Another highlight of Ijen are the mine workers. These small but very strong men make three runs a day to the hell crater and back up the steep and very rocky hill, carrying woven baskets of up to 90kg of sulfur. They have no masks or any protection whatsoever; they go all the way down inhaling the gas and spending quite some time in the mines. On top of that they chain smoke like badasses:)


Sulphur miner

I found out that they are paid 1,000 INR (8 cents) per kilo of sulfur they bring up. Never again complain about your jobs, people! Also a local PhD student told me that no, miners do not suffer from spine or lung diseases and they live long lives as they are strong and healthy. I’m still skeptical about it, but good for them if it’s true!

Harry trying to lift the miner's load

Harry trying to lift the miner’s load

After the sun is up, the flames disappear and we start making our way out of the crater. Turns out, there’s also a huge lake Ijen right there. What a bonus for the view! And I get my camera back…


Flames disappear with light


A must-do jump pic

Mitch and Harry leave to Bali to catch their flights. As a farewell Mitch says: Now you have to find a new walking stick and a new hiking partner, both are hard to come by. True that:)

Now that I have the car with a driver to my disposal, we go to the local natural hot springs. Can’t say it’s the cleanest place, but hey its only $1.50 and a much needed relaxation after the volcano hiking marathon and waking up 2am-ish four days in a row.

Hot springs pool

Hot springs pool

Again, at this point everyone leaves Ijen area. Instead I ask the driver to take me to the local cheapest place, Arabica homestay. It’s a nice resort-ish place (well rooms are pretty shi**y by western standards but its all flowers and with a view to Ijen). I spend two more days exploring the surroundings.

I went to a local village. A Muslim prayer just finished so the entire village was on the streets, all staring at the ‘bule’ (foreigner) alien. Every group of women stopped to ‘talk’ to me, so we just giggled in our own languages. They all touched my skin and my face, one tried grabbing me on the crotch (that was weird!)

I went to another village, groups of kids chasing me. One invited me to their porch where I met like the whole neighborhood. Another group of boys invited me to play soccer with them in a school yard (unexpected:) but a sudden and brutal tropical rain started so I had to rush home.
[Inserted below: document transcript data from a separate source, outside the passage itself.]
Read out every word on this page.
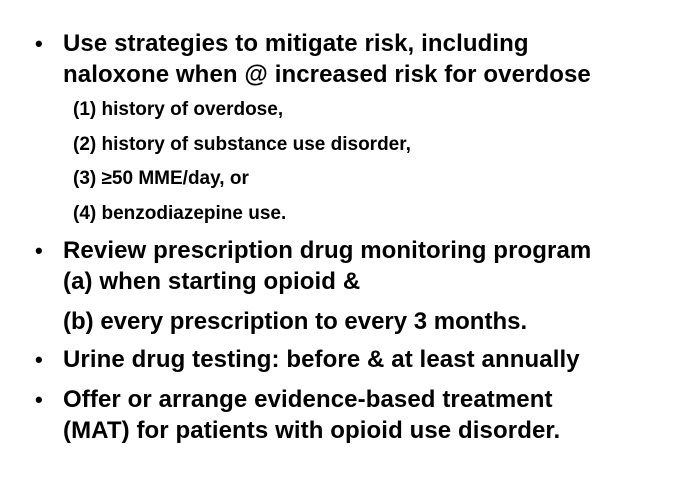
• Use strategies to mitigate risk, including
naloxone when @ increased risk for overdose
(1) history of overdose,
(2) history of substance use disorder,
(3) ≥50 MME/day, or
(4) benzodiazepine use.
• Review prescription drug monitoring program
(a) when starting opioid &
(b) every prescription to every 3 months.
• Urine drug testing: before & at least annually
• Offer or arrange evidence-based treatment
(MAT) for patients with opioid use disorder.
An older Muslim woman invited me under her umbrella and we had another ‘conversation’ in two different languages, still getting soaked.


Cracking up with local mommas

Oh, and one last thing. Besides coffee they grow strawberries in that place. So I went on a mission to look for some. I found a fenced field with a guard. He didn’t speak any English and was so confused what a lone lost white girl was doing in this god-knows-where mountain village, that he just opened the gate and let me loose in the field of strawberries… You can only imagine what happened next:)


The confused strawberry field guard


  1. Dear Lena,

    I love the way you explore the mountains and the local places. I’m going to visit the Ljen and Mt. Bromo in February/March. Do you believe my 11 year old som can do the hikes? How long time did it take to travel from Bromo to Ljen?
    Thank you in advance :-)

    • Bettina, awesome! Definitely your son could do this! Probably the biggest challenge is actually getting out at 3am!:):) For Mt Ijen you def don’t need a guide, just follow along with everyone. For Mt Bromo – really, you just need to find that hole in the fence like I show in the blog and just go. It might be an adventure for you and your son:) All the best!!! You will LOVE Indonesia!